Pour résumer : C’est également une méta-analyse3 qui a établi la corrélation suivante – appelée par la suite le paradoxe de l’obésité : les personnes en surpoids (IMC de 25 à moins de 30 ans) avaient un risque de mortalité totale inférieur de 6 % à celui des personnes de poids normal (IMC de 18,5 à moins de 25 ans). L’équipe de quatre auteurs de Katherine Flegal vient du Centre national américain des statistiques sanitaires des Centres de contrôle et de prévention des maladies et a lancé son article dans le JAMA en 2013.

Pour le travail contradictoire de Lancet de 2016, la Global BMI Mortality Collaboration, une équipe de 500 chercheurs de 300 instituts, a analysé les résultats de 239 études impliquant 10,6 millions de participants dans l’étude la plus complète à ce jour. Les études ont exclu les fumeurs ainsi que les décès au cours des cinq premières années suivant la prise de poids et, s’ils étaient connus, les patients atteints de maladies chroniques.

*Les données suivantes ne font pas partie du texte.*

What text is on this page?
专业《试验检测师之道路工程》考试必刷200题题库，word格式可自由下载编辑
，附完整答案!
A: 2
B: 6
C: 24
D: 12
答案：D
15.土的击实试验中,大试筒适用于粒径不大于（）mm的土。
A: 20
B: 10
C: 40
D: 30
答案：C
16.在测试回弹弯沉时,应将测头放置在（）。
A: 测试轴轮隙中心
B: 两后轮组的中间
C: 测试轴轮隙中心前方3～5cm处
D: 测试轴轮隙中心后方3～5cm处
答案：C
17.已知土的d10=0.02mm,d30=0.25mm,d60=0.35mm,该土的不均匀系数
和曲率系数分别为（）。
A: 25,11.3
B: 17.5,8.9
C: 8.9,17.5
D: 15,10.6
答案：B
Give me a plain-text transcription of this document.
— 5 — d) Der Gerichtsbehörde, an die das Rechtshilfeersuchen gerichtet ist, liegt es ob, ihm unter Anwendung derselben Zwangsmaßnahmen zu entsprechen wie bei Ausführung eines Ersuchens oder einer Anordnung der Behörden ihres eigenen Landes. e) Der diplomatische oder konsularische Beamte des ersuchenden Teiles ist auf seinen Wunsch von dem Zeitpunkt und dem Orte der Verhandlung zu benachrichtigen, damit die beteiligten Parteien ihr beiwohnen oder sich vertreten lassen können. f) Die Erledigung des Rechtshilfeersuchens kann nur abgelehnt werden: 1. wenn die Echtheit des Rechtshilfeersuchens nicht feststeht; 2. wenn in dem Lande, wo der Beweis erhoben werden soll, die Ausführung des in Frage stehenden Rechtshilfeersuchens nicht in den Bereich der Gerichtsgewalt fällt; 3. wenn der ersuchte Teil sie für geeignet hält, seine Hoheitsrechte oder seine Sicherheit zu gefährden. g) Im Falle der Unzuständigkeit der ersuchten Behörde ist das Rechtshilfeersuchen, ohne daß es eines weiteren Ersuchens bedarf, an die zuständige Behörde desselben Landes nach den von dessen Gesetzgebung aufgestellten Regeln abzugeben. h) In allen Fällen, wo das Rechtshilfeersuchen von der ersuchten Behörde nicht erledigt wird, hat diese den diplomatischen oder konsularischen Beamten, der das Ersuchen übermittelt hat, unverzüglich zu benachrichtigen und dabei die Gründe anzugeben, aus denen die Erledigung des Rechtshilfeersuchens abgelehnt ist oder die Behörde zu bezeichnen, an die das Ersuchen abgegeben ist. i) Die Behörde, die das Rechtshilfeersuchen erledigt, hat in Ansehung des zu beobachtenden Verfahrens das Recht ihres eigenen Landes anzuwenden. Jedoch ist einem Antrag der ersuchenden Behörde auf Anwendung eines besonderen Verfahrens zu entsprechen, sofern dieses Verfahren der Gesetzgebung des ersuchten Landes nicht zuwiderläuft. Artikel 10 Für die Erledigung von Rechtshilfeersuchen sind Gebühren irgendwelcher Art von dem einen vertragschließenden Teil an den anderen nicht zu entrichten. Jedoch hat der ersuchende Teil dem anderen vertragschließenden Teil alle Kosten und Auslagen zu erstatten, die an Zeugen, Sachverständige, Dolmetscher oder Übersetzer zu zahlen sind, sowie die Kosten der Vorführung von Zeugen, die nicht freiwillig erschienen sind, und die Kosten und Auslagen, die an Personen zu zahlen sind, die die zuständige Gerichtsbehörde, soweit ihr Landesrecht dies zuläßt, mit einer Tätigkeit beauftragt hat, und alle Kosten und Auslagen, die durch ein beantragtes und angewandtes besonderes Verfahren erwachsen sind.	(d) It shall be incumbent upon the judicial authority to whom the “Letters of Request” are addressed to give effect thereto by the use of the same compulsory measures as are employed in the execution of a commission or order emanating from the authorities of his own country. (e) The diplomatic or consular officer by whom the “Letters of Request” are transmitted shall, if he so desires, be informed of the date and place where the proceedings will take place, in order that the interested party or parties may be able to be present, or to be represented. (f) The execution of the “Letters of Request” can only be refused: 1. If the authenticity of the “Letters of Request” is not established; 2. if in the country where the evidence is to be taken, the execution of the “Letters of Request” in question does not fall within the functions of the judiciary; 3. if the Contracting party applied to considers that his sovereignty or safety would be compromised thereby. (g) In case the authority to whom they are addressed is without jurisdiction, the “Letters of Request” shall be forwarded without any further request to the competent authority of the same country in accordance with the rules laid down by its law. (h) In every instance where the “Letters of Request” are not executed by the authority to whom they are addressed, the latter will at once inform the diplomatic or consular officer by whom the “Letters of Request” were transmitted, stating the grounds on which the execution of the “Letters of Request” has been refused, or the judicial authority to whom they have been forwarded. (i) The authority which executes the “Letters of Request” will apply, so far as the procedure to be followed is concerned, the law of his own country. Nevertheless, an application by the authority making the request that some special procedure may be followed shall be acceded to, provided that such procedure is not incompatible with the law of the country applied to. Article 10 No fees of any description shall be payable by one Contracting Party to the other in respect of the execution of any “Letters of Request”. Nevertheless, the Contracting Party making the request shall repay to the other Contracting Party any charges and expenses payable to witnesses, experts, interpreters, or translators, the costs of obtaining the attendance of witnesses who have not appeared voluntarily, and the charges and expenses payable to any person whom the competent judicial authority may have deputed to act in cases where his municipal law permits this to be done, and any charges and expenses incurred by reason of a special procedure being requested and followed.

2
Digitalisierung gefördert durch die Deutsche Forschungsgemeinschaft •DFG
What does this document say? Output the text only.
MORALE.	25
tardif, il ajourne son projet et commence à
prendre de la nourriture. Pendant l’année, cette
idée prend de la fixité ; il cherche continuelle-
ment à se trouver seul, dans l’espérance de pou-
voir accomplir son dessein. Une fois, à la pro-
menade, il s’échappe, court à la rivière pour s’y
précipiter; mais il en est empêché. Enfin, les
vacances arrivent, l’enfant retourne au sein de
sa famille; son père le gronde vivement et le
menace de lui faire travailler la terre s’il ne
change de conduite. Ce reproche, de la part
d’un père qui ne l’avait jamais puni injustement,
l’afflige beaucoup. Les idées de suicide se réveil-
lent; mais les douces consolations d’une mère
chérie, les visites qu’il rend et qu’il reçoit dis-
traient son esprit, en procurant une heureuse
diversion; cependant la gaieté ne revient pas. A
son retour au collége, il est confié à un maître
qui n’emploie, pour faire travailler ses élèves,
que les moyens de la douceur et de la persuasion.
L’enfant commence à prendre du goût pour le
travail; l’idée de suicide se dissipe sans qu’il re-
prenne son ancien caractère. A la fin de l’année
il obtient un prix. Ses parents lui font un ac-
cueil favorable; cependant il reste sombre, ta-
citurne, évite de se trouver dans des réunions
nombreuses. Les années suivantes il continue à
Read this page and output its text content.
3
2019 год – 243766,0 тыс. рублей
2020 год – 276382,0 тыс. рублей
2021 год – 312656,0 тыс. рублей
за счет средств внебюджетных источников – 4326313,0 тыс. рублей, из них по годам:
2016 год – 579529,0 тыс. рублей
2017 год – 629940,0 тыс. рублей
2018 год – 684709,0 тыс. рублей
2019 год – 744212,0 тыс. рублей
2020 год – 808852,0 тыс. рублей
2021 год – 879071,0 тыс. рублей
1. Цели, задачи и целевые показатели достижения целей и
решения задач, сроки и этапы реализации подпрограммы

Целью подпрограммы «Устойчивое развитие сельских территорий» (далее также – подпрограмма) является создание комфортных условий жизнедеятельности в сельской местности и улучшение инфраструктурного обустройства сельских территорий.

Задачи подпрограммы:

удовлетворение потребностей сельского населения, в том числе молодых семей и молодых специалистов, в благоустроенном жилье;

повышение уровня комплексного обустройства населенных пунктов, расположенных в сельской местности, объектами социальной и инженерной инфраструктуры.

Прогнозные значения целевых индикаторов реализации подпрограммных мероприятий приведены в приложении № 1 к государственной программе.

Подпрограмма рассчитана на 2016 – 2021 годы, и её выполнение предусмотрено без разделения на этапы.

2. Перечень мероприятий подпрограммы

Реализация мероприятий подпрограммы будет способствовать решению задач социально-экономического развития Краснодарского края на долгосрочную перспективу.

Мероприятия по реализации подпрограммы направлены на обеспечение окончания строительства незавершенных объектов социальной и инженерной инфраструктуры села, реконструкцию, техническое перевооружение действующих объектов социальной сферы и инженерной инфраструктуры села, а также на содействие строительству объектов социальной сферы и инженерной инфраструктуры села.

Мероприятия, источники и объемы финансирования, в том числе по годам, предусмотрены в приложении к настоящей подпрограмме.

Cela a permis d’éviter des distorsions qui peuvent être attribuées à des phénomènes bien connus : comme le faible IMC chez les fumeurs décédés plus tôt et chez les patients atteints de maladies chroniques avec un métabolisme catabolique et éventuellement une émaciation (y compris la cachexie tumorale). Les auteurs ont postulé que leur étude serait autrement arrivée à la même conclusion que celle de Flegal et al. Tout cela n’était donc qu’un oubli statistique ?

Un sujet chaudement débattu…

C’est un sujet que même les collègues résidents aiment discuter. Est-ce un problème de la fameuse courbe en J, qui, dans la partie inférieure, ne correspond pas à ce que l’on attendrait réellement, ce qui peut être dû à une multitude de raisons différentes ?

Dans quelle mesure l’IMC omniprésent, qui est la valeur fondamentale des études scientifiques, est-il vraiment approprié ? Elle transforme (le nombre relativement faible) de personnes ayant un pourcentage élevé de muscles en personnes en surpoids et de personnes âgées atteintes de sarcopénie et d’un pourcentage de graisse corporelle accru en personnes de poids apparemment normal. Avec la circonférence abdominale, il n’est pas nécessairement plus beau. Le pourcentage de muscles n’est-il pas le meilleur indicateur de la qualité et de l’espérance de vie ?

Modèle de maladie prévalente ou accidentelle – telle est la question

Dans tous les cas, l’IMC en tant que tel est un paramètre de substitution et non une entité pathologique. Les processus dynamiques de la maladie ne peuvent pas être cartographiés avec elle de manière différenciée. Une étude démographique4 des États-Unis, publiée en décembre dernier, portait sur la méthodologie d’évaluation des données. L’analyse a confirmé le paradoxe de l’obésité dans les maladies cardiovasculaires (MCV) prévalentes, mais n’a pas trouvé d’avantage de survie lié au surpoids dans les MCV accidentelles.

Dans les modèles de maladies prévalentes, le statut de poids actuel a été utilisé, tandis que dans les modèles de maladies incidentes, le statut de poids avant le diagnostic a été utilisé. Les auteurs ne voient aucune raison de réévaluer les directives de pratique clinique ou de santé publique pour poursuivre un paradoxe potentiel de l’obésité.

C’est ce que l’intuition saine perçoit de toute façon : en bonne santé et en bonne graisse, il est plus malsain que sain et mince, mais toujours plus sain que malade, qu’il soit gros ou mince.